Friday, July 15, 2016

A New Way to Catch Zika





Women may also transmit the disease sexually, a new study finds
Consumer Reports / By Jeneen Interlandi / July 15, 2016

The Centers for Disease Control and Prevention has reported the first case of Zika involving female-to-male sexual transmission. A New York woman returning from a Zika-affected country (the report did not specify which country) passed the virus to her sexual partner.
Until now, all cases of sexually-transmitted Zika have involved men passing the disease to their sexual partners. Because the virus is known to live for months in semen, making infected men chronic carriers, the CDC advises men who have been infected with or exposed to Zika to wait at least six months before having unprotected sex, especially if their partner is or is hoping to become pregnant.

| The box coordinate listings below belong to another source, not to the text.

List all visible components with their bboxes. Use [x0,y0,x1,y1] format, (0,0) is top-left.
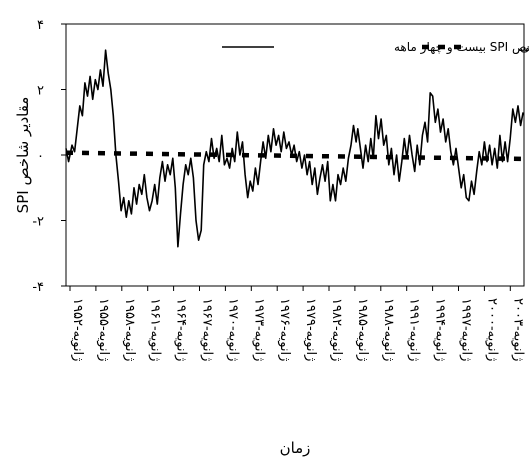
x-tick-label: ژانویه-۱۹۸۲ [329,298,344,361]
legend-label-spi: شاخص SPI بیست و چهار ماهه [394,40,529,55]
x-tick-label: ژانویه-۱۹۸۵ [355,298,370,361]
x-axis-ticks: ژانویه-۱۹۵۲ ژانویه-۱۹۵۵ ژانویه-۱۹۵۸ ژانویه-… [69,286,525,361]
x-tick-label: ژانویه-۱۹۶۴ [174,298,189,361]
y-tick-label: ۲ [37,84,44,99]
legend: روند خطی شاخص SPI بیست و چهار ماهه [222,40,529,55]
x-tick-label: ژانویه-۱۹۸۸ [381,298,396,361]
y-tick-label: -۴ [32,280,44,295]
y-tick-label: ۰ [37,149,44,164]
x-axis-title: زمان [280,439,311,457]
plot-area [65,23,525,287]
x-tick-label: ژانویه-۱۹۵۵ [96,298,111,361]
x-tick-label: ژانویه-۱۹۷۳ [251,298,266,361]
y-tick-label: -۲ [32,215,44,230]
x-tick-label: ژانویه-۱۹۹۱ [407,298,422,361]
x-tick-label: ژانویه-۱۹۹۷ [459,298,474,361]
x-tick-label: ژانویه-۱۹۹۴ [433,298,448,361]
x-tick-label: ژانویه-۱۹۷۹ [303,298,318,361]
x-tick-label: ژانویه-۱۹۶۱ [148,298,163,361]
series-line-spi [65,49,524,248]
y-axis-title: مقادیر شاخص SPI [14,97,32,214]
x-tick-label: ژانویه-۲۰۰۰ [484,298,499,361]
series-line-trend [65,150,524,162]
y-tick-label: ۴ [37,18,44,33]
x-tick-label: ژانویه-۱۹۶۷ [200,298,215,361]
x-tick-label: ژانویه-۱۹۵۸ [122,298,137,361]
x-tick-label: ژانویه-۱۹۵۲ [70,298,85,361]
legend-label-trend: روند خطی [520,40,529,55]
x-tick-label: ژانویه-۱۹۷۰ [225,298,240,361]
y-axis-ticks: ۴ ۲ ۰ -۲ -۴ [32,18,66,295]
x-tick-label: ژانویه-۱۹۷۶ [277,298,292,361]
x-tick-label: ژانویه-۲۰۰۳ [510,298,525,361]
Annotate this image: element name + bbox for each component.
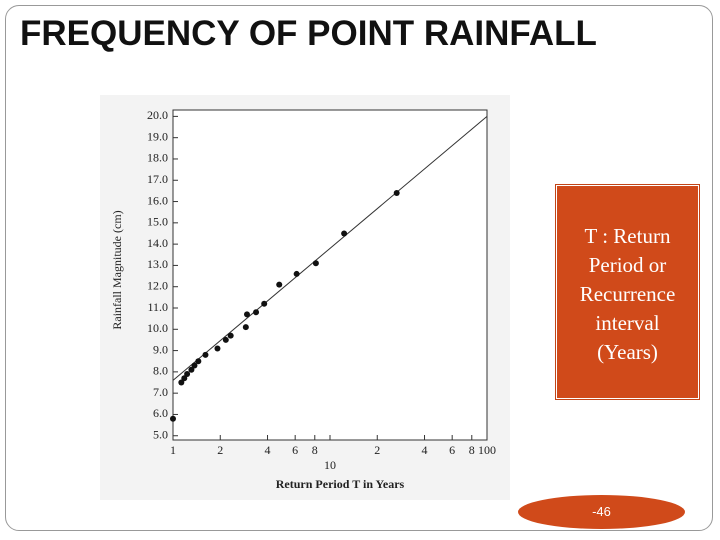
y-tick-label: 13.0 [147, 257, 168, 271]
data-point [191, 362, 198, 369]
y-tick-label: 6.0 [153, 406, 168, 420]
data-point [243, 311, 250, 318]
trend-line [172, 116, 488, 381]
data-point [178, 379, 185, 386]
y-tick-label: 17.0 [147, 172, 168, 186]
x-tick-label: 1 [170, 443, 176, 457]
data-point [242, 324, 249, 331]
y-tick-label: 8.0 [153, 364, 168, 378]
data-point [227, 332, 234, 339]
data-point [222, 336, 229, 343]
x-tick-label: 2 [374, 443, 380, 457]
y-tick-label: 7.0 [153, 385, 168, 399]
x-tick-label: 4 [265, 443, 271, 457]
data-point [293, 270, 300, 277]
data-point [181, 375, 188, 382]
x-tick-label: 6 [292, 443, 298, 457]
y-tick-label: 12.0 [147, 278, 168, 292]
callout-box: T : Return Period or Recurrence interval… [556, 185, 699, 399]
x-tick-label: 10 [324, 458, 336, 472]
x-axis-label: Return Period T in Years [276, 477, 405, 491]
y-axis-label: Rainfall Magnitude (cm) [110, 210, 124, 329]
y-tick-label: 20.0 [147, 108, 168, 122]
y-tick-label: 10.0 [147, 321, 168, 335]
page-number: -46 [518, 495, 685, 529]
x-tick-label: 8 [312, 443, 318, 457]
data-point [202, 351, 209, 358]
plot-area [172, 109, 488, 441]
x-tick-label: 2 [217, 443, 223, 457]
x-tick-label: 100 [478, 443, 496, 457]
data-point [170, 415, 176, 422]
y-tick-label: 19.0 [147, 129, 168, 143]
data-point [214, 345, 221, 352]
data-point [393, 190, 400, 197]
y-tick-label: 18.0 [147, 151, 168, 165]
data-point [276, 281, 283, 288]
data-point [261, 300, 268, 307]
y-tick-label: 16.0 [147, 193, 168, 207]
data-point [188, 366, 195, 373]
data-point [195, 358, 202, 365]
x-tick-label: 6 [449, 443, 455, 457]
data-point [341, 230, 348, 237]
y-tick-label: 15.0 [147, 215, 168, 229]
y-tick-label: 11.0 [147, 300, 168, 314]
data-point [312, 260, 319, 267]
slide-frame [5, 5, 713, 531]
data-point [253, 309, 260, 316]
x-tick-label: 4 [422, 443, 428, 457]
y-tick-label: 9.0 [153, 342, 168, 356]
data-point [184, 371, 191, 377]
y-tick-label: 14.0 [147, 236, 168, 250]
y-tick-label: 5.0 [153, 427, 168, 441]
slide-title: FREQUENCY OF POINT RAINFALL [20, 14, 597, 53]
x-tick-label: 8 [469, 443, 475, 457]
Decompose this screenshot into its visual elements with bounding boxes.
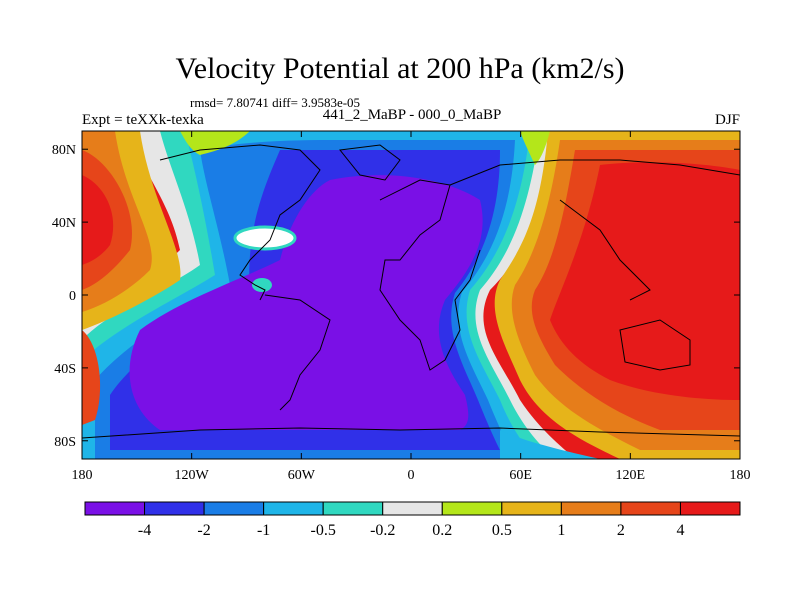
west-lower-lobe	[82, 330, 101, 425]
coastlines	[82, 144, 740, 439]
colorbar-label: 2	[617, 522, 625, 539]
x-tick-label: 120E	[616, 468, 646, 483]
north-band-green	[180, 131, 250, 155]
y-tick-label: 80N	[52, 143, 76, 158]
colorbar-label: -0.2	[370, 522, 395, 539]
contour-level-neg-min	[129, 175, 483, 430]
white-blob	[233, 225, 297, 251]
left-subtitle: Expt = teXXk-texka	[82, 112, 204, 128]
colorbar-swatch	[84, 501, 146, 516]
coast-australia	[619, 319, 691, 371]
colorbar-swatch	[620, 501, 681, 516]
right-subtitle: DJF	[714, 112, 740, 128]
x-tick-label: 180	[730, 468, 751, 483]
coast-north-america	[159, 144, 321, 301]
colorbar-swatch	[144, 501, 205, 516]
y-tick-label: 80S	[54, 435, 76, 450]
north-band-green-2	[520, 131, 550, 165]
colorbar-swatch	[382, 501, 443, 516]
coast-antarctica	[82, 427, 740, 439]
center-subtitle: 441_2_MaBP - 000_0_MaBP	[322, 107, 502, 123]
y-axis: 80N 40N 0 40S 80S	[52, 143, 740, 450]
colorbar-swatch	[203, 501, 265, 516]
x-axis: 180 120W 60W 0 60E 120E 180	[72, 131, 751, 483]
coast-europe-africa	[379, 179, 481, 371]
colorbar-swatch	[441, 501, 503, 516]
colorbar-label: -2	[197, 522, 210, 539]
negative-region	[82, 131, 575, 459]
coast-south-america	[264, 294, 331, 411]
y-tick-label: 40S	[54, 362, 76, 377]
colorbar-label: 0.5	[492, 522, 512, 539]
y-tick-label: 40N	[52, 216, 76, 231]
x-tick-label: 180	[72, 468, 93, 483]
positive-east	[494, 131, 740, 459]
contour-field	[82, 131, 740, 459]
south-bands	[500, 430, 600, 459]
colorbar-swatch	[560, 501, 622, 516]
colorbar-label: -1	[257, 522, 270, 539]
chart-title: Velocity Potential at 200 hPa (km2/s)	[175, 52, 625, 85]
coast-greenland	[339, 144, 401, 181]
west-lobe-core	[82, 175, 114, 265]
colorbar-swatch	[679, 501, 741, 516]
x-tick-label: 60E	[509, 468, 532, 483]
positive-west	[82, 131, 181, 425]
colorbar: -4 -2 -1 -0.5 -0.2 0.2 0.5 1 2 4	[84, 501, 741, 539]
stats-line: rmsd= 7.80741 diff= 3.9583e-05	[190, 95, 361, 110]
colorbar-label: 1	[557, 522, 565, 539]
colorbar-label: -4	[138, 522, 151, 539]
colorbar-label: -0.5	[311, 522, 336, 539]
colorbar-swatch	[501, 501, 562, 516]
x-tick-label: 60W	[288, 468, 316, 483]
x-tick-label: 120W	[175, 468, 210, 483]
teal-blob	[252, 278, 272, 292]
colorbar-label: 0.2	[432, 522, 452, 539]
colorbar-swatch	[263, 501, 324, 516]
colorbar-swatch	[322, 501, 384, 516]
coast-asia	[449, 159, 740, 301]
colorbar-label: 4	[676, 522, 684, 539]
x-tick-label: 0	[408, 468, 415, 483]
east-lobe-core	[550, 162, 740, 400]
y-tick-label: 0	[69, 289, 76, 304]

By contrast, women who may have been exposed to Zika are advised to wait just eight weeks before having unprotected sex because until now, the virus has not been detected in vaginal swabs and no cases of female sexual transmission have been documented.

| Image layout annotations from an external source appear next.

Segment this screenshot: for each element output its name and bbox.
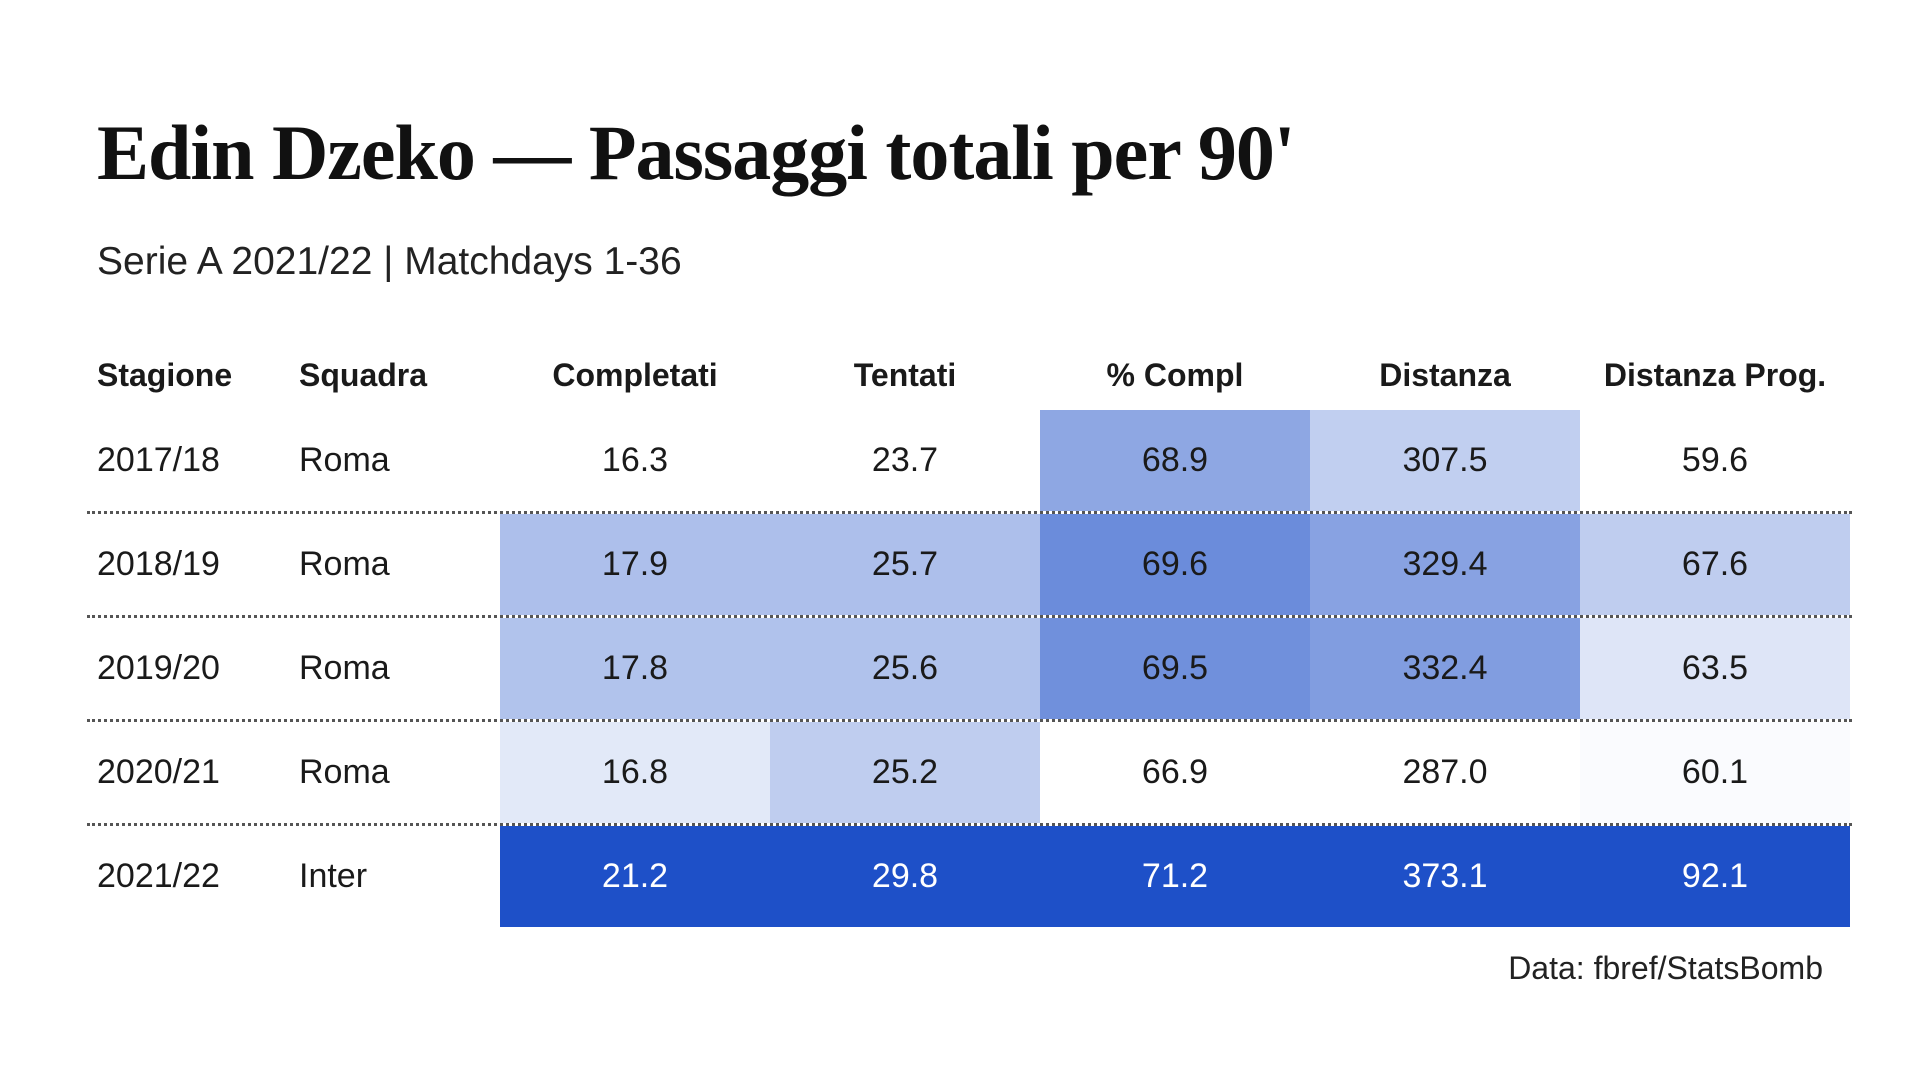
team-cell: Roma xyxy=(299,441,390,479)
chart-subtitle: Serie A 2021/22 | Matchdays 1-36 xyxy=(97,240,682,283)
table-row: 2018/19 Roma 17.9 25.7 69.6 329.4 67.6 xyxy=(87,511,1852,615)
value-cell: 25.2 xyxy=(770,722,1040,823)
value-cell: 59.6 xyxy=(1580,410,1850,511)
value-cell: 17.8 xyxy=(500,618,770,719)
chart-title: Edin Dzeko — Passaggi totali per 90' xyxy=(97,109,1296,196)
value-cell: 373.1 xyxy=(1310,826,1580,927)
season-cell: 2019/20 xyxy=(97,649,220,687)
value-cell: 307.5 xyxy=(1310,410,1580,511)
table-row: 2021/22 Inter 21.2 29.8 71.2 373.1 92.1 xyxy=(87,823,1852,927)
value-cell: 69.5 xyxy=(1040,618,1310,719)
team-cell: Roma xyxy=(299,545,390,583)
team-cell: Inter xyxy=(299,857,368,895)
value-cell: 25.7 xyxy=(770,514,1040,615)
value-cell: 17.9 xyxy=(500,514,770,615)
team-cell: Roma xyxy=(299,649,390,687)
column-header: Distanza xyxy=(1379,356,1511,393)
value-cell: 63.5 xyxy=(1580,618,1850,719)
value-cell: 66.9 xyxy=(1040,722,1310,823)
column-header: Squadra xyxy=(299,356,428,393)
season-cell: 2020/21 xyxy=(97,753,220,791)
value-cell: 69.6 xyxy=(1040,514,1310,615)
column-header: Tentati xyxy=(853,356,957,393)
table-body: 2017/18 Roma 16.3 23.7 68.9 307.5 59.6 2018/19 R… xyxy=(87,410,1852,927)
value-cell: 29.8 xyxy=(770,826,1040,927)
value-cell: 68.9 xyxy=(1040,410,1310,511)
value-cell: 60.1 xyxy=(1580,722,1850,823)
value-cell: 23.7 xyxy=(770,410,1040,511)
value-cell: 332.4 xyxy=(1310,618,1580,719)
season-cell: 2018/19 xyxy=(97,545,220,583)
table-row: 2017/18 Roma 16.3 23.7 68.9 307.5 59.6 xyxy=(87,410,1852,511)
season-cell: 2017/18 xyxy=(97,441,220,479)
team-cell: Roma xyxy=(299,753,390,791)
data-source: Data: fbref/StatsBomb xyxy=(1508,950,1823,986)
table-row: 2020/21 Roma 16.8 25.2 66.9 287.0 60.1 xyxy=(87,719,1852,823)
table-header: Stagione Squadra Completati Tentati % Compl D… xyxy=(87,340,1852,410)
value-cell: 16.8 xyxy=(500,722,770,823)
data-table: Stagione Squadra Completati Tentati % Compl D… xyxy=(87,340,1852,927)
column-header: % Compl xyxy=(1106,356,1244,393)
value-cell: 287.0 xyxy=(1310,722,1580,823)
table-row: 2019/20 Roma 17.8 25.6 69.5 332.4 63.5 xyxy=(87,615,1852,719)
season-cell: 2021/22 xyxy=(97,857,220,895)
column-header: Completati xyxy=(552,356,718,393)
value-cell: 329.4 xyxy=(1310,514,1580,615)
value-cell: 16.3 xyxy=(500,410,770,511)
column-header: Distanza Prog. xyxy=(1603,356,1827,393)
value-cell: 25.6 xyxy=(770,618,1040,719)
value-cell: 21.2 xyxy=(500,826,770,927)
value-cell: 92.1 xyxy=(1580,826,1850,927)
value-cell: 71.2 xyxy=(1040,826,1310,927)
value-cell: 67.6 xyxy=(1580,514,1850,615)
column-header: Stagione xyxy=(97,356,233,393)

Today's report, combined with one earlier this week in the Lancet Infectious Disease, may soon lead to changes in those guidelines. 
As the Lancet reported, the virus was also detected in the vaginal tract of a 27-year-old French woman, where it persisted for at least 11 days after it disappeared from her blood and urine. The report's authors say that they have not tested to see how infectious the vaginal virus might be, but their findings indicate that it’s at least possible for women to harbor Zika as men do. “Our findings raise the threat of a woman potentially becoming a chronic Zika virus carrier,” the authors wrote.

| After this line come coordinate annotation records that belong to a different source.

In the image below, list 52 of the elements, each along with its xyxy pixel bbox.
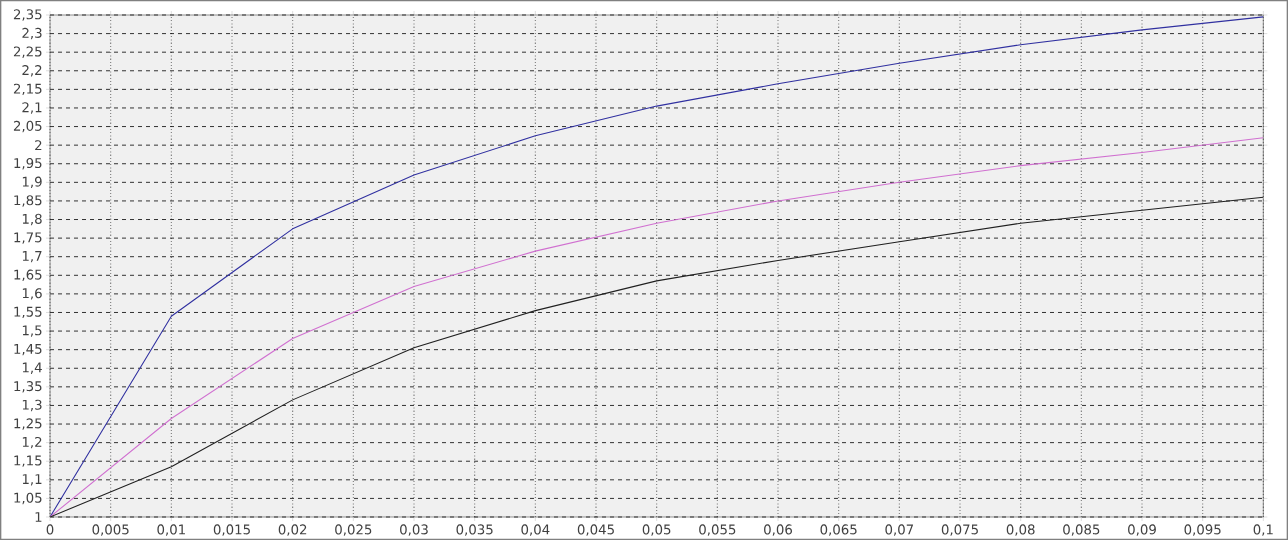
y-tick-label: 1,55: [14, 306, 42, 319]
x-tick-label: 0,065: [820, 524, 857, 536]
x-tick-label: 0,045: [577, 524, 614, 536]
x-tick-label: 0,015: [213, 524, 250, 536]
y-tick-label: 1,75: [14, 232, 42, 244]
y-tick-label: 1: [35, 512, 42, 522]
x-tick-label: 0,095: [1184, 524, 1221, 536]
line-series: [50, 196, 1264, 517]
x-tick-label: 0,04: [521, 524, 550, 536]
y-tick-label: 1,95: [14, 158, 42, 170]
line-series: [50, 137, 1264, 517]
y-tick-label: 1,9: [22, 176, 42, 189]
x-tick-label: 0,03: [400, 524, 428, 536]
x-tick-label: 0,075: [941, 524, 978, 536]
x-tick-label: 0,035: [456, 524, 493, 536]
y-tick-label: 1,35: [14, 381, 42, 393]
y-tick-label: 2,35: [13, 9, 42, 21]
y-tick-label: 1,8: [22, 213, 42, 226]
x-tick-label: 0,01: [157, 524, 185, 536]
x-tick-label: 0,07: [885, 524, 914, 536]
y-tick-label: 1,2: [22, 436, 42, 449]
y-tick-label: 2,25: [13, 46, 42, 58]
y-tick-label: 2,3: [22, 27, 42, 40]
y-tick-label: 1,45: [14, 344, 42, 356]
x-tick-label: 0,085: [1063, 524, 1100, 536]
x-tick-label: 0,1: [1253, 524, 1273, 536]
x-tick-label: 0,09: [1128, 524, 1156, 536]
x-tick-label: 0,08: [1006, 524, 1035, 536]
y-tick-label: 1,4: [22, 362, 42, 374]
y-tick-label: 1,85: [14, 195, 42, 207]
y-tick-label: 1,05: [14, 492, 42, 505]
y-tick-label: 2,1: [22, 102, 42, 114]
y-tick-label: 1,5: [22, 325, 42, 337]
y-tick-label: 2,15: [13, 83, 42, 96]
x-tick-label: 0,05: [642, 524, 671, 536]
x-tick-label: 0,06: [764, 524, 793, 536]
y-tick-label: 2,2: [22, 65, 42, 77]
y-tick-label: 1,15: [14, 455, 42, 467]
x-tick-label: 0,055: [699, 524, 736, 536]
x-tick-label: 0,02: [278, 524, 307, 536]
y-tick-label: 2: [35, 140, 42, 151]
line-series: [50, 16, 1264, 517]
y-tick-label: 1,25: [14, 418, 42, 430]
y-tick-label: 1,6: [22, 288, 42, 300]
y-tick-label: 1,1: [22, 474, 42, 486]
y-tick-label: 1,7: [22, 251, 42, 263]
y-tick-label: 2,05: [13, 120, 42, 133]
y-tick-label: 1,3: [22, 399, 42, 412]
x-tick-label: 0: [46, 524, 54, 535]
y-tick-label: 1,65: [14, 269, 42, 282]
x-tick-label: 0,005: [92, 524, 129, 536]
x-tick-label: 0,025: [335, 524, 372, 536]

The CDC and others are working to answer a long list of questions about sexually transmitted Zika infection, including how long the virus can live in semen, how long in vaginal fluid, and whether sexually transmitted Zika presents a greater or lesser risk of birth defects than transmission via mosquito.
“We have been looking at our transmission guidelines,” says CDC spokesperson Candice Hoffman, “It’s possible that they may change in the next few weeks based on recent findings.”
In most people, Zika infection is asymptomatic and largely inconsequential. But in pregnant women, it can be devastating. The virus can cross the placenta, infect the unborn fetus, and cause a range of serious problems, including congenital microcephaly, and in some cases, miscarriage.
Both Florida and New York have seen more than 200 cases of travel-related Zika infection. And Texas, New Jersey, and other states have witnessed their first cases of Zika-related microcephaly, all among travelers recently returned from Zika-affected areas. So far, no cases have been reported from mosquito bites received in the continental U.S., but experts at the CDC and elsewhere say it’s only a matter of time until such locally acquired cases emerge.
Congress is heading into recess today, and so far has not passed a Zika funding bill.